What we’re saying here is pretty much in agreement with a recent post by Oren Cass of the Manhattan Institute:

Here, the chosen baseline appears to be a 2013 study in Atmospheric Chemistry and Physics that rejected previous forecasts for HFC growth and introduced a much higher one. The authors acknowledged this and explained their scenario was “not necessarily a more accurate forecast of future HFC emissions than other scenarios, but a projection of what can happen if developed countries continue current practices in [adopting] HFCs and if developing countries follow this path as well.” Generally, their model discounted “technological and economic developments,” which are already leading to adoption of HFC alternatives in the developed world. It assumed HFC use, still in its infancy today, would be ubiquitous and still growing alongside GDP by the end of the twenty-first century.

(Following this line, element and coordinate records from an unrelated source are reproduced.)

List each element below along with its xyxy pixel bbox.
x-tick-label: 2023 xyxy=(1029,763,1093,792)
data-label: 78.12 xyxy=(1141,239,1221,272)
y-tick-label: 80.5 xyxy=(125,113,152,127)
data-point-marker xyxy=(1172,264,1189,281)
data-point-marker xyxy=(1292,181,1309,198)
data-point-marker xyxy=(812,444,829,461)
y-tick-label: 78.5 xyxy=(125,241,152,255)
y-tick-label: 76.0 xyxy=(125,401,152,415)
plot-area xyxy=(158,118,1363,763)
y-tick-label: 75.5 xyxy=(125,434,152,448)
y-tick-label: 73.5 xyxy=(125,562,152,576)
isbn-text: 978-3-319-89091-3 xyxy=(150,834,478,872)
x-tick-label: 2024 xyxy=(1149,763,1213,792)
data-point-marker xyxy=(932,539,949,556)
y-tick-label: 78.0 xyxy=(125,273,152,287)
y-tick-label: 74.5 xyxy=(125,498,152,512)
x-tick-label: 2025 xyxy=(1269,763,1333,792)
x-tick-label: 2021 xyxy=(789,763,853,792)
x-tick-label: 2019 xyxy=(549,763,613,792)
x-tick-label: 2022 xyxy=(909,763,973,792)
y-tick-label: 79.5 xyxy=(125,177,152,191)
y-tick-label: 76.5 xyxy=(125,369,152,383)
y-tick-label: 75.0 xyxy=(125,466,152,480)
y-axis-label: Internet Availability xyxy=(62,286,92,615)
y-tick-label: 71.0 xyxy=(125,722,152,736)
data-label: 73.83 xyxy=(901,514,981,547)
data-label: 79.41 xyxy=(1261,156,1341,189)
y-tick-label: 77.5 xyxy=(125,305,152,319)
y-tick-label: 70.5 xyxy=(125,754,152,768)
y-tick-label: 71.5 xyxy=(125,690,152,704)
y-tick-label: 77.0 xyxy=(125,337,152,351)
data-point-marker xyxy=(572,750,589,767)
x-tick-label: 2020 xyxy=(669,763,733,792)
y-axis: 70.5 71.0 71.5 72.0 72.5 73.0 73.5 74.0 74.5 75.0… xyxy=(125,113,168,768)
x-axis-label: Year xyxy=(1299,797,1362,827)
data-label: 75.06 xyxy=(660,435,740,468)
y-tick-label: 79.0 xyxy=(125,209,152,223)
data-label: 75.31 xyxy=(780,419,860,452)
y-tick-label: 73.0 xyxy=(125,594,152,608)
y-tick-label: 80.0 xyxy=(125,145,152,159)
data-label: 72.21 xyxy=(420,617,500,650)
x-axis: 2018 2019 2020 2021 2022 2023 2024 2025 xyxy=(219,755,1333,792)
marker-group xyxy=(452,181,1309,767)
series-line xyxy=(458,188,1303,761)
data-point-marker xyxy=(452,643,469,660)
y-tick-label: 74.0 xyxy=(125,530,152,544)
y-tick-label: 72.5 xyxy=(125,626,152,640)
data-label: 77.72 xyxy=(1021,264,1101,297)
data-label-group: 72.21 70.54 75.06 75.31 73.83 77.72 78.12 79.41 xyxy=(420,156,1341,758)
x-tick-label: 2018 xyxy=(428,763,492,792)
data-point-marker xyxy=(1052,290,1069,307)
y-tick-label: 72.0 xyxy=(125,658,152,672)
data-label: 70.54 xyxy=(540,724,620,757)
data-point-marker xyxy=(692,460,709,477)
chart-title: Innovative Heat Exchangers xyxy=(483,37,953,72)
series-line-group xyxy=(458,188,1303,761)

Now, all of our analyses could be wrong and the world is just going to opt in to HFC-only refrigeration.  But given the behavior of technological development over the past 100 years, we doubt it.

Having said all that, there’s one reason to support the largely  irrelevant  Kigali amendment:  It has to be approved by a two-thirds majority of the U.S. Senate.  And when that comes up, how about the House and the Senate declare last December’s Paris agreement on climate change to be precisely what it is—another treaty requiring the same treatment in order to have the force of law.

If that sounds like faint praise, it is!